In the meantime, cancer screening guideline groups acknowledge that lack of evidence hampers their ability to make evidence-based recommendations for cervical cancer screening in older women. The present study addresses this research gap. On the basis of this study's odds ratios and the screening prevalence among the cases, and assuming the observed association is causal, 36.2% of cervical cancer deaths among women aged 55–79 years in the United States, or approximately 630 deaths per year, could have been averted by screening in the 7 years prior to symptom onset or screen-detected diagnosis. It is likely that a larger number of deaths could be averted with an HPV-based screening strategy.
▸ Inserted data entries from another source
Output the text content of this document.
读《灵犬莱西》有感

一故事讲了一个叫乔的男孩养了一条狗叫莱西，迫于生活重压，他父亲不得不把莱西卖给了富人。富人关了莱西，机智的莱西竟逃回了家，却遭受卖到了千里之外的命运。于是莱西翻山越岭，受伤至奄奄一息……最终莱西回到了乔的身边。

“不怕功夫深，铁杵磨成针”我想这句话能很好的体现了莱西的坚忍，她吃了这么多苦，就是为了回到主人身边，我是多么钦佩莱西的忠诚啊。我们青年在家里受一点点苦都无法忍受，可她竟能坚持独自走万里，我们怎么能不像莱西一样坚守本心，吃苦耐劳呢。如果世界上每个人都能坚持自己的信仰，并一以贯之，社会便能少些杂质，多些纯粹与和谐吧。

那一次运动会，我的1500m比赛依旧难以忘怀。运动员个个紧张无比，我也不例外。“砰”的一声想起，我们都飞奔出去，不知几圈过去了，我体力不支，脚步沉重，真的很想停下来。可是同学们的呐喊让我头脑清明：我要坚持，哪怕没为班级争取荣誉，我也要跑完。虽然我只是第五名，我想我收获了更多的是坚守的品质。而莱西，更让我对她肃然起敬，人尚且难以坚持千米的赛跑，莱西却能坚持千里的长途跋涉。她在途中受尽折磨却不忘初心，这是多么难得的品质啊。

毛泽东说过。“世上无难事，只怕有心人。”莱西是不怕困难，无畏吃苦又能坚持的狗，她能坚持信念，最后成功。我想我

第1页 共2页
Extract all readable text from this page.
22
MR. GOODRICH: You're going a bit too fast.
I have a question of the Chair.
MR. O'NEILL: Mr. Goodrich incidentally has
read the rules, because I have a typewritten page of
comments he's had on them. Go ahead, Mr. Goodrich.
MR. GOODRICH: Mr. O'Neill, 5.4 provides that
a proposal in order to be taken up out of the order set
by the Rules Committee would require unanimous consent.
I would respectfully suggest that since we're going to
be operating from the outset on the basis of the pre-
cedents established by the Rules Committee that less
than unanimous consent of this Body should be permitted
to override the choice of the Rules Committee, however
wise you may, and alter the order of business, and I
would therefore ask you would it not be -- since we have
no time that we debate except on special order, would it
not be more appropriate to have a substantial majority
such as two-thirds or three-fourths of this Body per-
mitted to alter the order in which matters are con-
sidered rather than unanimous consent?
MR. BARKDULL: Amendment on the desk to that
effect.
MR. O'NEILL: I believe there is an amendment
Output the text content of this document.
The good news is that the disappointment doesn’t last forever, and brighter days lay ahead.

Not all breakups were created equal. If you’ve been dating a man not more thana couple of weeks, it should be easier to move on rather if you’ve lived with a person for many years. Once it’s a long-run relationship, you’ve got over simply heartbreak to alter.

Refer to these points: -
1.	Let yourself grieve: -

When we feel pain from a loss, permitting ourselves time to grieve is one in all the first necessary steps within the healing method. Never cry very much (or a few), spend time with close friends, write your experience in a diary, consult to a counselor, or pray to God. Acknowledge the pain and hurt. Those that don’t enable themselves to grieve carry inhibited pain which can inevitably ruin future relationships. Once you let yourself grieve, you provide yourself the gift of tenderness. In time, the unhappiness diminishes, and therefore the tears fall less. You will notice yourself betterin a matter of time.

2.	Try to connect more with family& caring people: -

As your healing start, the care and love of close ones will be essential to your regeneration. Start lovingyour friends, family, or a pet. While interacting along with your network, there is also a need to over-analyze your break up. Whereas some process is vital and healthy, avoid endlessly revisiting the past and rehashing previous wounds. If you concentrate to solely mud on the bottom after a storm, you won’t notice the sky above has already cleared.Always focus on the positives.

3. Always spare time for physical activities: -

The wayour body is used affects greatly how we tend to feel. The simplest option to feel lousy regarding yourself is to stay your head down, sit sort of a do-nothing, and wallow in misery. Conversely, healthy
The results of this study, in conjunction with those from previous analyses, suggest a potential benefit of extending screening guidelines to include women older than 65 years. Cervical cytology screening is not without harms, such as invasive diagnostic procedures, short-term psychological distress, and overdiagnosis. If, after quantification of the potential harms of screening older women, they are deemed to be outweighed by the potential benefits, national guideline groups could consider an expansion of the age group for which cervical cancer screening is currently recommended.